1700 mezun öğrenciye, 8 ayrı törende hızlı PCR testi yapıldığının da altını özellikle çizmek istiyoruz. Bunda üniversitenin Ulusal Nanoteknoloji Araştırma Merkezi’nde geçtiğimiz aralık ayında üretilen ilk Türk testinin rolünü de atlamayalım. 10 saniyede yüzde 99 güvenilirlikle nanoteknoloji temelli tanı sistemi sayesinde mezunlara güvenli bir mezuniyet töreni hediye edildi.
Tören konuşmalarında Bilkent Üniversitesi Rektörü Abdullah Atalar’a “Öğrenciler ilk kez bu yıl derslere bu kadar yüksek katılım gösterdi” dedirten, yoğun bir online eğitim dönemi geçirildi. Zor koşullarda ve dar zamanlarda karar almak ve kriz yönetmek çok önemlidir. Bilkent Üniversitesi, pandemi dönemi eğitim organizasyonunda sınıfı geçti. Keplerini havaya atamayıp, sadece sallamak zorunda kalan yeni mezunların yolu açık olsun.
YENİ DÖNEM ROLLERİ
AK PARTİ’de genel merkez yönetimini güçlendirme ihtiyacı, uzun süre konuşulduktan sonra, çift genel başkan vekili ile takviye yapıldı. Şimdi, parti içi istişare geleneğinden uzaklaşıldığı algısını yok etmek için çaba sarf ediliyor.

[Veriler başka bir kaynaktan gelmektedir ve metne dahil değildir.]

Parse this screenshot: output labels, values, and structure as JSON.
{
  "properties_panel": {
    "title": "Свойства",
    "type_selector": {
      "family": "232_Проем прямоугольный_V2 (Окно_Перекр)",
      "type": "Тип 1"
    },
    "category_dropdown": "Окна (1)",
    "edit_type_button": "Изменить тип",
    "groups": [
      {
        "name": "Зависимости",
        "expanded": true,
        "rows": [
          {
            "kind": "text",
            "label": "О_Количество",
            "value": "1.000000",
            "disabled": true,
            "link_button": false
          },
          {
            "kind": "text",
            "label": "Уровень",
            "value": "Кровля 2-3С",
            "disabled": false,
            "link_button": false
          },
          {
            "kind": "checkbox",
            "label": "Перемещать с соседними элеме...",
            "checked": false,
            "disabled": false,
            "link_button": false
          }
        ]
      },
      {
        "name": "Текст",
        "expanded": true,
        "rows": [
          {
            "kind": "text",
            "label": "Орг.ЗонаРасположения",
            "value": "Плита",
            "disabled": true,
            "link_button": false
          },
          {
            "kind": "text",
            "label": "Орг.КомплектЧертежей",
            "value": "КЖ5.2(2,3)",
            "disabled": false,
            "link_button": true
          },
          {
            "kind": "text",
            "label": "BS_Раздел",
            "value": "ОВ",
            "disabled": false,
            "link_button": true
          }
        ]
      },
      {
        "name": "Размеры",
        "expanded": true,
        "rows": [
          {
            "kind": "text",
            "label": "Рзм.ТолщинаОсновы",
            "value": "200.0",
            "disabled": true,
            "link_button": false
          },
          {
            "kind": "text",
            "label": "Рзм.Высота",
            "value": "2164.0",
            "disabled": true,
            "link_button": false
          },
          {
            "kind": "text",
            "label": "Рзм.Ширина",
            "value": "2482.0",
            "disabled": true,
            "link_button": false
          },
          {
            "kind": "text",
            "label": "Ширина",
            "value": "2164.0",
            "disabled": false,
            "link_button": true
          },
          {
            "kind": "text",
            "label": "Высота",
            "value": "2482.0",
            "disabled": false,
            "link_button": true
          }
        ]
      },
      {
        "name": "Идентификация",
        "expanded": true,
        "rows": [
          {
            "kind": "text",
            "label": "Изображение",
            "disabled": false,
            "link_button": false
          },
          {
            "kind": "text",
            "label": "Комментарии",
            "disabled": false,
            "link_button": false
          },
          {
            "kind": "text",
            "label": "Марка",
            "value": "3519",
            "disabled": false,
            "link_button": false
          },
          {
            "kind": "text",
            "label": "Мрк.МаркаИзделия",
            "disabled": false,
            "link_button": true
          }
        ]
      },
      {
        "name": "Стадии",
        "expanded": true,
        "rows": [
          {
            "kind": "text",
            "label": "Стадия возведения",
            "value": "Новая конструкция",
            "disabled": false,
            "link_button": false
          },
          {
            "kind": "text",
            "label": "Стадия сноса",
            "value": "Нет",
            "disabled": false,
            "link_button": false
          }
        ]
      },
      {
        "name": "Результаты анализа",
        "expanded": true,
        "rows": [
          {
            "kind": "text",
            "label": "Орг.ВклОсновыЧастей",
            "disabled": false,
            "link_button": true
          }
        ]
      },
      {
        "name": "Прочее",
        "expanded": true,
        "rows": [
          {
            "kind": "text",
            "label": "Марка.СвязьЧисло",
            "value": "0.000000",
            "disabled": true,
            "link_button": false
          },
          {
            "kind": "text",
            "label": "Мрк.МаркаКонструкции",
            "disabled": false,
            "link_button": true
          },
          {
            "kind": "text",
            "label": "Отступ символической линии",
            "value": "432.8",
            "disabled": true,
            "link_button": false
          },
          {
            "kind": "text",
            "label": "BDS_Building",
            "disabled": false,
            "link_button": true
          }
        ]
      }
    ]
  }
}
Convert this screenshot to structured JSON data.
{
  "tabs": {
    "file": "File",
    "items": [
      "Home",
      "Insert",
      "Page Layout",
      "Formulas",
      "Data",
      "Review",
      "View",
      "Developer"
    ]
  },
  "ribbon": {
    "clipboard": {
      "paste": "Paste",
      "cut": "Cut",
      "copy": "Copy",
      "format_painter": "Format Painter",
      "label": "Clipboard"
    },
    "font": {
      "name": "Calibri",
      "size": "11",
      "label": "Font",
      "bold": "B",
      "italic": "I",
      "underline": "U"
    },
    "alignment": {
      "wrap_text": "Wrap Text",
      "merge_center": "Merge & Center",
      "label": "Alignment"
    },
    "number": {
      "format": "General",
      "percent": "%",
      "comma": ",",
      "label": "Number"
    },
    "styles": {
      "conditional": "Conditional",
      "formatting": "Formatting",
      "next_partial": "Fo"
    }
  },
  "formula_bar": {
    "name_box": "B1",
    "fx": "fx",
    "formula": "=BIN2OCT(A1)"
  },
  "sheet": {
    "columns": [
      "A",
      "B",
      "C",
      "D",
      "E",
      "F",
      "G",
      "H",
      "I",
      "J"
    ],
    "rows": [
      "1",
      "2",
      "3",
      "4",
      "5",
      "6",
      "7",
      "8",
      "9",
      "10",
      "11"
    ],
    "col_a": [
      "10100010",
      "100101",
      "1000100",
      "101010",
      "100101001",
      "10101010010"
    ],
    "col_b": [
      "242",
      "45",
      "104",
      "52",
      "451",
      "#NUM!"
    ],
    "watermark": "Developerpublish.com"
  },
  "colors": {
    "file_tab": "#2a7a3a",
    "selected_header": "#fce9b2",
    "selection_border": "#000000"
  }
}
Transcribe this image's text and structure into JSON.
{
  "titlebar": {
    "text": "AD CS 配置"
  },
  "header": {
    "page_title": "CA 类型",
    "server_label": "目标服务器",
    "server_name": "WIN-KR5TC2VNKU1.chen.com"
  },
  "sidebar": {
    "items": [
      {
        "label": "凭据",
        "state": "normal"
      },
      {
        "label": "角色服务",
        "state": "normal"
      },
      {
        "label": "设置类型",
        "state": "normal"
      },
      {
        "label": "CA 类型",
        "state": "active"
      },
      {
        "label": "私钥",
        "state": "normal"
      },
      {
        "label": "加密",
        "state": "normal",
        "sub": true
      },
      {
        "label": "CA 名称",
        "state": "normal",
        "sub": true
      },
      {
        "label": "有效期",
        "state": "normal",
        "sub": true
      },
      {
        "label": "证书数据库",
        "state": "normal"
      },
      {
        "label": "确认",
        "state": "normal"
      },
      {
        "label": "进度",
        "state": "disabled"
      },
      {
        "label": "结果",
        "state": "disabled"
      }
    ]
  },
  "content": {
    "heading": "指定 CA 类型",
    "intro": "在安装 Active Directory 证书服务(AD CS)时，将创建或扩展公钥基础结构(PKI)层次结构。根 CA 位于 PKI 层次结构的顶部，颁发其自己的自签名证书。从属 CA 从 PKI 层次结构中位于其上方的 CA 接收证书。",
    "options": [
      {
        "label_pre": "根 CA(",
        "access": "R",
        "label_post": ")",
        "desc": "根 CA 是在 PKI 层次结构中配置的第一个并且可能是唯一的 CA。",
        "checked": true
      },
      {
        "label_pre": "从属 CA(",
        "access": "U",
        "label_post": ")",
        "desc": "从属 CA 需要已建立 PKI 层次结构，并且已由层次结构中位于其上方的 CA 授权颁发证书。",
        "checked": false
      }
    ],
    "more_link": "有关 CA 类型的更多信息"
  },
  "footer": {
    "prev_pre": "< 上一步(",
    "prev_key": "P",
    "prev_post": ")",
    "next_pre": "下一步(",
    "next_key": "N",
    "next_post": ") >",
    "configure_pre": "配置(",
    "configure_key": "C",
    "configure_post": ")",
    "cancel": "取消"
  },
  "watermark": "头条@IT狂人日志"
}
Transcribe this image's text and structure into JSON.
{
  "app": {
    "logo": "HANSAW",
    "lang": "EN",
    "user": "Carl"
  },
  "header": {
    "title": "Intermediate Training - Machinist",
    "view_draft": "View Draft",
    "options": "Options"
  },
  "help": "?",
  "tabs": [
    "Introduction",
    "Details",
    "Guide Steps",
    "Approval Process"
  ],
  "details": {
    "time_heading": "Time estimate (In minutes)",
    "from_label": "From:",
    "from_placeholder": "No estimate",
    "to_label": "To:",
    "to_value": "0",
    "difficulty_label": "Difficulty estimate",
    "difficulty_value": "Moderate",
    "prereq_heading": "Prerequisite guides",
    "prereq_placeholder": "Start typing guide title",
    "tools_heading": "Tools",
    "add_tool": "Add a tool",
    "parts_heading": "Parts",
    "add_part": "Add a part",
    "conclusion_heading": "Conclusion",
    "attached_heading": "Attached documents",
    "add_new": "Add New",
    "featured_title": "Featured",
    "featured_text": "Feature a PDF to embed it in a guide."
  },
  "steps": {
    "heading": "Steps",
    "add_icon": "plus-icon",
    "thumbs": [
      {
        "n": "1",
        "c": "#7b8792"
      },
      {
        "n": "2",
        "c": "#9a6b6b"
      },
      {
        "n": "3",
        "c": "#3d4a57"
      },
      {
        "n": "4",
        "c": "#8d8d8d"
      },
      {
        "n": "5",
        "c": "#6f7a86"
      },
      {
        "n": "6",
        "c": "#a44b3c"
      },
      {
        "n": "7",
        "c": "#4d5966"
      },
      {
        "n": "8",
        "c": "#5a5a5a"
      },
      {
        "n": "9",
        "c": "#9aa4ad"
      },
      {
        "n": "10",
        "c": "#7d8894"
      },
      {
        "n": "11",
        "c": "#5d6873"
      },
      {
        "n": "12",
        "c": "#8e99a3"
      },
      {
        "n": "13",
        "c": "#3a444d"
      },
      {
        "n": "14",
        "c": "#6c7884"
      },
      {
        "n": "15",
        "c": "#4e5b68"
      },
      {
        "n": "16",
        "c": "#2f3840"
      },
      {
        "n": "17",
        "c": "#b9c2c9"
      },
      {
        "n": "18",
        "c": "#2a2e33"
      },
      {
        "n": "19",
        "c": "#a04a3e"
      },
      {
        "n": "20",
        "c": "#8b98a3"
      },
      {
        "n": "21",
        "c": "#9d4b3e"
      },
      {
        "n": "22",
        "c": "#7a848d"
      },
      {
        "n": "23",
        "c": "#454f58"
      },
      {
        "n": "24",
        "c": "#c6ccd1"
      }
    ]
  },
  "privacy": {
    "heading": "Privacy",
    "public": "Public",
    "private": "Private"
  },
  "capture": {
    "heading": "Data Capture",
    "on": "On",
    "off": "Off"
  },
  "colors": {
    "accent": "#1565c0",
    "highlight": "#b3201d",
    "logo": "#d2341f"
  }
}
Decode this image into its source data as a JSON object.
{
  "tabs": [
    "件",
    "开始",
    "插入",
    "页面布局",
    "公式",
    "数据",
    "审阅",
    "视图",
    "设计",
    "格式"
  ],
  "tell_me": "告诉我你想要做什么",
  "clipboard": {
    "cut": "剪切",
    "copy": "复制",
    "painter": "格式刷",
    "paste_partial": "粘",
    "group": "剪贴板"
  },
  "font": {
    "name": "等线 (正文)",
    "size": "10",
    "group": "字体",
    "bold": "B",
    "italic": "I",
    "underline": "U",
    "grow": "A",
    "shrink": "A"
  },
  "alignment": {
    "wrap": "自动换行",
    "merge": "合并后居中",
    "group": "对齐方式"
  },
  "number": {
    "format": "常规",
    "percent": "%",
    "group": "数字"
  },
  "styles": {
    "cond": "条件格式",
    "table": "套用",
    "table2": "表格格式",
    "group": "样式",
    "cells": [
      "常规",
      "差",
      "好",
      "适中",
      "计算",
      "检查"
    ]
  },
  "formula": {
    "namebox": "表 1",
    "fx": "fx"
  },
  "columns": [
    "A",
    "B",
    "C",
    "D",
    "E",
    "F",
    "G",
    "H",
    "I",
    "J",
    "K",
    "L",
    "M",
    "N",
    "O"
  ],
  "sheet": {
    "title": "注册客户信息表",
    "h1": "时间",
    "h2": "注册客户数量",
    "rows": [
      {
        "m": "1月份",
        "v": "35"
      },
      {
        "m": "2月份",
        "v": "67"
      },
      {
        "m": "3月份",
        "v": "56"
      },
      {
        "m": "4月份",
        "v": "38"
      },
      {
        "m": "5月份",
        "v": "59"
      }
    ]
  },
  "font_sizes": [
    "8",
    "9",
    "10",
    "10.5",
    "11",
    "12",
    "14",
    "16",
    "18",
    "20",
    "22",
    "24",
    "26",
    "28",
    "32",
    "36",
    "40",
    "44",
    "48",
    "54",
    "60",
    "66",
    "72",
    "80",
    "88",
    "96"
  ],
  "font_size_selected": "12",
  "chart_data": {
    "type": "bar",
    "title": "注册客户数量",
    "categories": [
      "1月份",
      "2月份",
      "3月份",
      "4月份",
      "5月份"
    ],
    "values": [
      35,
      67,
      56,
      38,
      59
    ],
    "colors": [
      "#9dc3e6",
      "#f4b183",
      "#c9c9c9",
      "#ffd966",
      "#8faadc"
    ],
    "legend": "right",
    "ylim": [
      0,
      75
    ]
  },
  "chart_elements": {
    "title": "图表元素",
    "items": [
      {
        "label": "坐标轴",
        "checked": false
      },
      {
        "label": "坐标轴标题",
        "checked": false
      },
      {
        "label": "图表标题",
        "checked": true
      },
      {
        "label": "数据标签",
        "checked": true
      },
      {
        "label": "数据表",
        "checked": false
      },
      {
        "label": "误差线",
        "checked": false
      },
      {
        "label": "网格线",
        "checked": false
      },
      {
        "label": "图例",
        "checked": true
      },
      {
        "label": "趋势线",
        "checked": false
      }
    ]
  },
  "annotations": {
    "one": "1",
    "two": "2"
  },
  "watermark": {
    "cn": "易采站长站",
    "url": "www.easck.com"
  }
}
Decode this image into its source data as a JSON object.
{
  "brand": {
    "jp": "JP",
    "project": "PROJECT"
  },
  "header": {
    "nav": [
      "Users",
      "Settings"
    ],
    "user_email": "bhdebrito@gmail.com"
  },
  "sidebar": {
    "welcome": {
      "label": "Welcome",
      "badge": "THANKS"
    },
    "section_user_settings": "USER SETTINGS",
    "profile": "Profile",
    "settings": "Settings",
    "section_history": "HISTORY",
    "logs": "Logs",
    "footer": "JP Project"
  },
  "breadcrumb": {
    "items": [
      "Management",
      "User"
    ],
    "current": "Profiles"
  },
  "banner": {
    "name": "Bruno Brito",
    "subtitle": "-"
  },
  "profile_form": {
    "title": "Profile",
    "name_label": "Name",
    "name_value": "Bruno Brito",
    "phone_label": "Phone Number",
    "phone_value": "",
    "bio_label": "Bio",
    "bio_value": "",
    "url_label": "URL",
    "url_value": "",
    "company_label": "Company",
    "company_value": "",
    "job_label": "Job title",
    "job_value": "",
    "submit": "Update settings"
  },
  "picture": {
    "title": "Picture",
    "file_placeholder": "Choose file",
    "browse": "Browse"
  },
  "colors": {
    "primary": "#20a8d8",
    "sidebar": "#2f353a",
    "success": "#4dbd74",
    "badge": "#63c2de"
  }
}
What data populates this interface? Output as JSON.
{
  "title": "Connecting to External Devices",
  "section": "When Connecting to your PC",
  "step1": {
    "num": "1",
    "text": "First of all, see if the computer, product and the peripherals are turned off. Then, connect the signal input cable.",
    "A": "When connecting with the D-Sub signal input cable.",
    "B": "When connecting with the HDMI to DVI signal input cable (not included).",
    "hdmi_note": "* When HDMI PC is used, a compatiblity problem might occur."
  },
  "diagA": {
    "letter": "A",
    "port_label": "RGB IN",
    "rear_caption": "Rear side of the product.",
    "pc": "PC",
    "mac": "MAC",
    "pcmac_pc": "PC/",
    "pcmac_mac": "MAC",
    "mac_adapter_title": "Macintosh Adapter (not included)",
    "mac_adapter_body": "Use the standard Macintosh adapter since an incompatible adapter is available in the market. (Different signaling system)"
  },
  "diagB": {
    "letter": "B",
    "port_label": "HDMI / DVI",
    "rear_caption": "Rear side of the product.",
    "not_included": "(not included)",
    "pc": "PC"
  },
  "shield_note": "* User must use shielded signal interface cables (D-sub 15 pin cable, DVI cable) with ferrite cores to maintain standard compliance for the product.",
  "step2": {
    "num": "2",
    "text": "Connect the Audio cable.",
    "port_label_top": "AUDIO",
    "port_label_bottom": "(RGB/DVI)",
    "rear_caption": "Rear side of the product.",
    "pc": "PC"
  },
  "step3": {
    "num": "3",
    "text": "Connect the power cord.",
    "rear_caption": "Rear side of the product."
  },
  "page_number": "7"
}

Bir süreden beri milletvekillerinin şikâyetleri doğrultusunda adımlar atılmaya başladı. Örneğin, “Bakanlara bir türlü ulaşamıyoruz” diyen vekillerin talepleri üzerine Genel Başkan Vekili Binali Yıldırım’ın koordinasyonunda seri toplantılara başlandı. Bu toplantılar, pek de vekillerin istediği gibi olmasa da, randevu sisteminin hızlanacağı iddia ediliyor. Ardından, Yıldırım hiç hesapta yokken, Ankara dışında yapılan il başkanları değerlendirme toplantısına başkanlık etme kararı aldı.
Gizem Karakış’ın aktardığına göre, Sağlık Bakanı Fahrettin Koca ile yapılan ilk toplantıda, doğal olarak konu, pandemi süreci ve koronavirüs ile mücadele oldu. Ancak Koca, aşı kampanyasında vekillerden destek istedi. Ayrıca, uzman doktor açığı yaşadıklarını anlattı. Toplantıyı yöneten Yıldırım da çözüm olarak, “Doktorların milletvekili olmasına izin vermeyelim, en azından soruna katkı sağlamamış oluruz” esprisiyle salondaki havayı ısıtmaya çalıştı.
Parti son dönemlerde, ortaya atılan iddialar ve bunun yaratacağı sorunlarla baş edebilmek için, hem grubu hem de tabanı dinamik tutma planları yapıyor. Bakalım, bu çabalar yeterli olacak mı?